Des Afro-Américaines ont découvert le machisme après s’être engagées dans les mouvements de droits civiques. Les luttes se fondaient ou se confondaient : « Je ne peux pas me permettre d’être fragmentée en Noire à un moment, femme à un autre et ouvrière ensuite : je dois trouver un principe unificateur à tous ces mouvements auxquels j’adhère », déclara Pauli Murray (1910-1985). Cette grande féministe ne trouva pas sa voie à travers l’élection, battue aux municipales de New York en 1949.

Car droit de vote ne signifiait pas l’entrée dans la cité. La quasi-totalité des femmes candidates à New York furent battues à l’élection de 1918. Beaucoup choisirent d’agir dans l’ombre, au sein de l’administration, et prirent de l’importance sous le règne de maires progressistes, notamment Fiorello LaGuardia (1934-1945), et lors de la mise en place du Welfare State pendant le New Deal.

« La marche continue »

Retour en arrière après-guerre, jusqu’aux mouvements féministes des années 1960. L’amendement constitutionnel pour l’égalité des droits entre hommes et femmes fut adopté dans les années 1970 par le Congrès, mais jamais ratifié par les Etats de l’Union. En célébrant l’exposition, la vice-gouverneure démocrate de l’Etat de New York, Kathy Hochul, a appelé à reprendre le flambeau : « Nous avons gagné le droit de voter, mais cela ne veut pas dire que nous sommes traitées également aujourd’hui, dans la culture ou la société d’aujourd’hui. Alors la marche continue. » Cette démocrate juge qu’après l’élection de M. Trump, « les femmes se sentent encore plus dans l’obligation de s’engager dans la vie politique ».

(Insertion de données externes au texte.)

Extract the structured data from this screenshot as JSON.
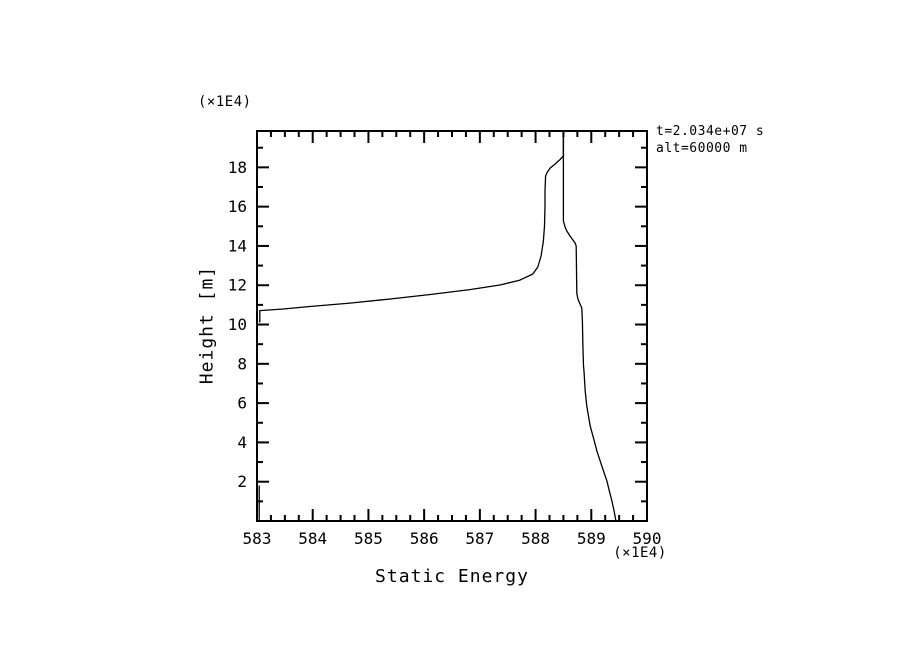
{
  "chart_data": {
    "type": "line",
    "title": "",
    "xlabel": "Static Energy",
    "ylabel": "Height [m]",
    "x_unit_label": "(×1E4)",
    "y_unit_label": "(×1E4)",
    "annotations": {
      "time": "t=2.034e+07 s",
      "altitude": "alt=60000 m"
    },
    "xlim": [
      583,
      590
    ],
    "ylim": [
      0,
      19.85
    ],
    "x_major_ticks": [
      583,
      584,
      585,
      586,
      587,
      588,
      589,
      590
    ],
    "x_minor_step": 0.25,
    "y_major_ticks": [
      2,
      4,
      6,
      8,
      10,
      12,
      14,
      16,
      18
    ],
    "y_minor_step": 1,
    "grid": false,
    "legend": "none",
    "line_color": "#000000",
    "background_color": "#ffffff",
    "series": [
      {
        "name": "profile-upper-branch",
        "points": [
          [
            583.05,
            10.13
          ],
          [
            583.05,
            10.71
          ],
          [
            583.47,
            10.79
          ],
          [
            583.95,
            10.92
          ],
          [
            584.67,
            11.09
          ],
          [
            585.39,
            11.3
          ],
          [
            586.11,
            11.53
          ],
          [
            586.82,
            11.78
          ],
          [
            587.36,
            12.01
          ],
          [
            587.72,
            12.26
          ],
          [
            587.95,
            12.57
          ],
          [
            588.04,
            12.93
          ],
          [
            588.1,
            13.49
          ],
          [
            588.14,
            14.25
          ],
          [
            588.16,
            15.01
          ],
          [
            588.17,
            16.0
          ],
          [
            588.17,
            16.79
          ],
          [
            588.18,
            17.56
          ],
          [
            588.21,
            17.76
          ],
          [
            588.26,
            17.96
          ],
          [
            588.35,
            18.17
          ],
          [
            588.44,
            18.4
          ],
          [
            588.5,
            18.58
          ],
          [
            588.5,
            19.85
          ]
        ]
      },
      {
        "name": "profile-right-branch",
        "points": [
          [
            588.5,
            19.85
          ],
          [
            588.5,
            15.27
          ],
          [
            588.53,
            14.96
          ],
          [
            588.56,
            14.76
          ],
          [
            588.62,
            14.5
          ],
          [
            588.71,
            14.15
          ],
          [
            588.73,
            13.99
          ],
          [
            588.74,
            11.6
          ],
          [
            588.76,
            11.3
          ],
          [
            588.8,
            11.04
          ],
          [
            588.83,
            10.84
          ],
          [
            588.84,
            10.18
          ],
          [
            588.85,
            8.91
          ],
          [
            588.86,
            7.89
          ],
          [
            588.87,
            7.63
          ],
          [
            588.89,
            6.62
          ],
          [
            588.92,
            5.85
          ],
          [
            588.95,
            5.34
          ],
          [
            588.98,
            4.83
          ],
          [
            589.04,
            4.22
          ],
          [
            589.1,
            3.56
          ],
          [
            589.16,
            3.05
          ],
          [
            589.22,
            2.54
          ],
          [
            589.28,
            2.04
          ],
          [
            589.32,
            1.58
          ],
          [
            589.37,
            1.02
          ],
          [
            589.41,
            0.51
          ],
          [
            589.44,
            0.03
          ]
        ]
      },
      {
        "name": "profile-surface-segment",
        "points": [
          [
            583.04,
            0.08
          ],
          [
            583.04,
            1.78
          ]
        ]
      }
    ]
  }
}
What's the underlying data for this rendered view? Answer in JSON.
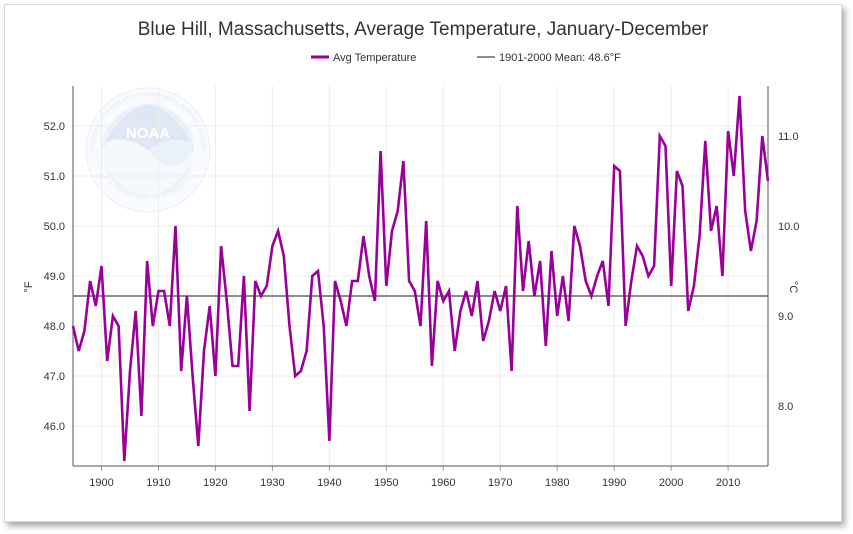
{
  "chart_data": {
    "type": "line",
    "title": "Blue Hill, Massachusetts, Average Temperature, January-December",
    "xlabel": "",
    "ylabel": "°F",
    "y2label": "°C",
    "xlim": [
      1895,
      2017
    ],
    "ylim": [
      45.2,
      52.8
    ],
    "y2lim": [
      7.333,
      11.556
    ],
    "x_ticks": [
      1900,
      1910,
      1920,
      1930,
      1940,
      1950,
      1960,
      1970,
      1980,
      1990,
      2000,
      2010
    ],
    "y_ticks": [
      46.0,
      47.0,
      48.0,
      49.0,
      50.0,
      51.0,
      52.0
    ],
    "y_tick_labels": [
      "46.0",
      "47.0",
      "48.0",
      "49.0",
      "50.0",
      "51.0",
      "52.0"
    ],
    "y2_ticks": [
      8.0,
      9.0,
      10.0,
      11.0
    ],
    "y2_tick_labels": [
      "8.0",
      "9.0",
      "10.0",
      "11.0"
    ],
    "grid": true,
    "legend_position": "top-center",
    "series": [
      {
        "name": "Avg Temperature",
        "color": "#990099",
        "x": [
          1895,
          1896,
          1897,
          1898,
          1899,
          1900,
          1901,
          1902,
          1903,
          1904,
          1905,
          1906,
          1907,
          1908,
          1909,
          1910,
          1911,
          1912,
          1913,
          1914,
          1915,
          1916,
          1917,
          1918,
          1919,
          1920,
          1921,
          1922,
          1923,
          1924,
          1925,
          1926,
          1927,
          1928,
          1929,
          1930,
          1931,
          1932,
          1933,
          1934,
          1935,
          1936,
          1937,
          1938,
          1939,
          1940,
          1941,
          1942,
          1943,
          1944,
          1945,
          1946,
          1947,
          1948,
          1949,
          1950,
          1951,
          1952,
          1953,
          1954,
          1955,
          1956,
          1957,
          1958,
          1959,
          1960,
          1961,
          1962,
          1963,
          1964,
          1965,
          1966,
          1967,
          1968,
          1969,
          1970,
          1971,
          1972,
          1973,
          1974,
          1975,
          1976,
          1977,
          1978,
          1979,
          1980,
          1981,
          1982,
          1983,
          1984,
          1985,
          1986,
          1987,
          1988,
          1989,
          1990,
          1991,
          1992,
          1993,
          1994,
          1995,
          1996,
          1997,
          1998,
          1999,
          2000,
          2001,
          2002,
          2003,
          2004,
          2005,
          2006,
          2007,
          2008,
          2009,
          2010,
          2011,
          2012,
          2013,
          2014,
          2015,
          2016,
          2017
        ],
        "values": [
          48.0,
          47.5,
          47.9,
          48.9,
          48.4,
          49.2,
          47.3,
          48.2,
          48.0,
          45.3,
          47.1,
          48.3,
          46.2,
          49.3,
          48.0,
          48.7,
          48.7,
          48.0,
          50.0,
          47.1,
          48.6,
          47.0,
          45.6,
          47.5,
          48.4,
          47.0,
          49.6,
          48.5,
          47.2,
          47.2,
          49.0,
          46.3,
          48.9,
          48.6,
          48.8,
          49.6,
          49.9,
          49.4,
          48.0,
          47.0,
          47.1,
          47.5,
          49.0,
          49.1,
          48.0,
          45.7,
          48.9,
          48.5,
          48.0,
          48.9,
          48.9,
          49.8,
          49.0,
          48.5,
          51.5,
          48.8,
          49.9,
          50.3,
          51.3,
          48.9,
          48.7,
          48.0,
          50.1,
          47.2,
          48.9,
          48.5,
          48.7,
          47.5,
          48.3,
          48.7,
          48.2,
          48.9,
          47.7,
          48.1,
          48.7,
          48.3,
          48.8,
          47.1,
          50.4,
          48.7,
          49.7,
          48.6,
          49.3,
          47.6,
          49.5,
          48.2,
          49.0,
          48.1,
          50.0,
          49.6,
          48.9,
          48.6,
          49.0,
          49.3,
          48.4,
          51.2,
          51.1,
          48.0,
          48.9,
          49.6,
          49.4,
          49.0,
          49.2,
          51.8,
          51.6,
          48.8,
          51.1,
          50.8,
          48.3,
          48.8,
          49.8,
          51.7,
          49.9,
          50.4,
          49.0,
          51.9,
          51.0,
          52.6,
          50.3,
          49.5,
          50.1,
          51.8,
          50.9
        ]
      },
      {
        "name": "1901-2000 Mean: 48.6°F",
        "color": "#666666",
        "value": 48.6
      }
    ]
  },
  "watermark": {
    "logo_letters": "NOAA",
    "ring_top": "NATIONAL OCEANIC AND ATMOSPHERIC ADMINISTRATION",
    "ring_bottom": "U.S. DEPARTMENT OF COMMERCE"
  }
}
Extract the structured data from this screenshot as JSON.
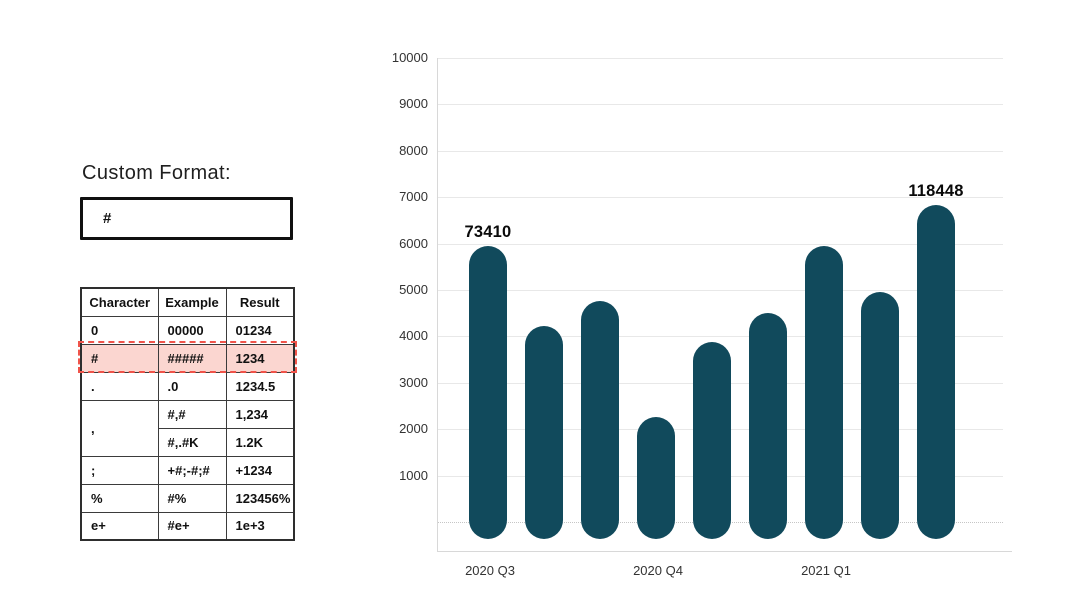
{
  "left_panel": {
    "title": "Custom Format:",
    "input_value": "#",
    "table": {
      "headers": [
        "Character",
        "Example",
        "Result"
      ],
      "rows": [
        {
          "character": "0",
          "example": "00000",
          "result": "01234"
        },
        {
          "character": "#",
          "example": "#####",
          "result": "1234",
          "highlighted": true
        },
        {
          "character": ".",
          "example": ".0",
          "result": "1234.5"
        },
        {
          "character": ",",
          "example": "#,#",
          "result": "1,234"
        },
        {
          "character": "",
          "example": "#,.#K",
          "result": "1.2K"
        },
        {
          "character": ";",
          "example": "+#;-#;#",
          "result": "+1234"
        },
        {
          "character": "%",
          "example": "#%",
          "result": "123456%"
        },
        {
          "character": "e+",
          "example": "#e+",
          "result": "1e+3"
        }
      ]
    },
    "highlight_colors": {
      "background": "#fbd6d0",
      "border": "#f0544a"
    }
  },
  "chart_data": {
    "type": "bar",
    "title": "",
    "xlabel": "",
    "ylabel": "",
    "ylim": [
      0,
      10000
    ],
    "y_ticks": [
      1000,
      2000,
      3000,
      4000,
      5000,
      6000,
      7000,
      8000,
      9000,
      10000
    ],
    "grid": true,
    "legend": false,
    "bar_color": "#114a5c",
    "bars": [
      {
        "value": 5950,
        "data_label": "73410"
      },
      {
        "value": 4230,
        "data_label": ""
      },
      {
        "value": 4760,
        "data_label": ""
      },
      {
        "value": 2260,
        "data_label": ""
      },
      {
        "value": 3870,
        "data_label": ""
      },
      {
        "value": 4500,
        "data_label": ""
      },
      {
        "value": 5940,
        "data_label": ""
      },
      {
        "value": 4960,
        "data_label": ""
      },
      {
        "value": 6840,
        "data_label": "118448"
      }
    ],
    "x_tick_labels": [
      {
        "text": "2020 Q3",
        "bar_index": 0
      },
      {
        "text": "2020 Q4",
        "bar_index": 3
      },
      {
        "text": "2021 Q1",
        "bar_index": 6
      }
    ]
  }
}
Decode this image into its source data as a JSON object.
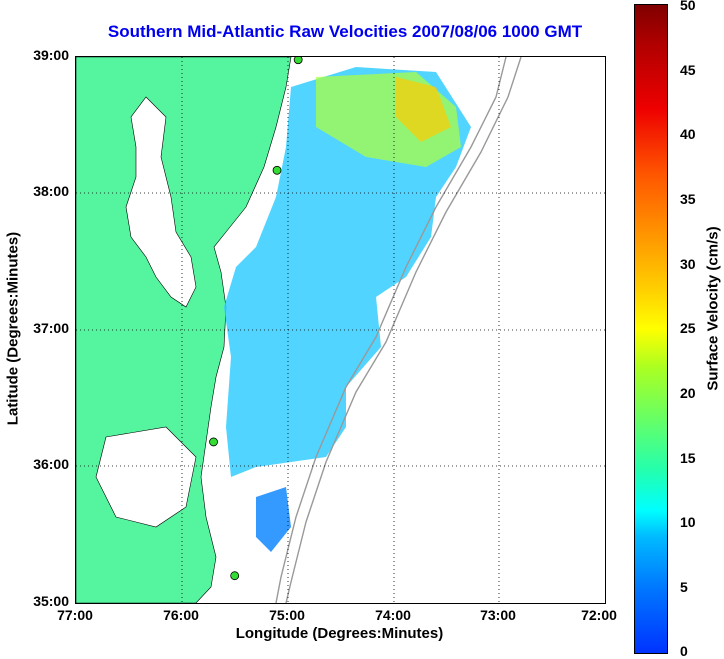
{
  "title": "Southern Mid-Atlantic Raw Velocities 2007/08/06 1000 GMT",
  "x_axis": {
    "label": "Longitude (Degrees:Minutes)",
    "ticks": [
      "77:00",
      "76:00",
      "75:00",
      "74:00",
      "73:00",
      "72:00"
    ]
  },
  "y_axis": {
    "label": "Latitude (Degrees:Minutes)",
    "ticks": [
      "39:00",
      "38:00",
      "37:00",
      "36:00",
      "35:00"
    ]
  },
  "colorbar": {
    "label": "Surface Velocity (cm/s)",
    "ticks": [
      "50",
      "45",
      "40",
      "35",
      "30",
      "25",
      "20",
      "15",
      "10",
      "5",
      "0"
    ],
    "min": 0,
    "max": 50
  },
  "colors": {
    "title": "#0000ee",
    "land": "#55f5a0",
    "grid": "#000000",
    "station": "#33dd33"
  },
  "stations": [
    {
      "lon": -74.9,
      "lat": 38.98
    },
    {
      "lon": -75.1,
      "lat": 38.17
    },
    {
      "lon": -75.7,
      "lat": 36.18
    },
    {
      "lon": -75.5,
      "lat": 35.2
    }
  ]
}
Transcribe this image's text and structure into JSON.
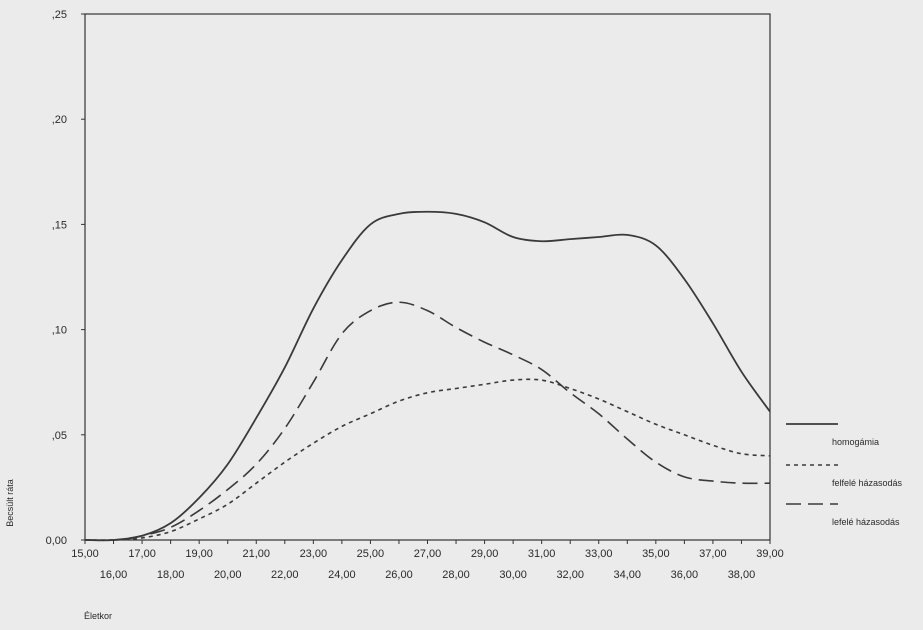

New York n’a jamais élu de femme gouverneure ou maire, alors que le démocrate Bill de Blasio devait battre, mardi 7 novembre, la républicaine Nicole Malliotakis à la mairie de New York dans un conseil municipal qui devrait compter moins d’un quart de femmes. En face du musée, Central Park, qui ne compte aucune statue de femme, attend toujours celle des suffragettes du XIXe siècle, Elizabeth Stanton et Susan Anthony. Ce sera en 2020, pour le centenaire du vote fédéral des femmes.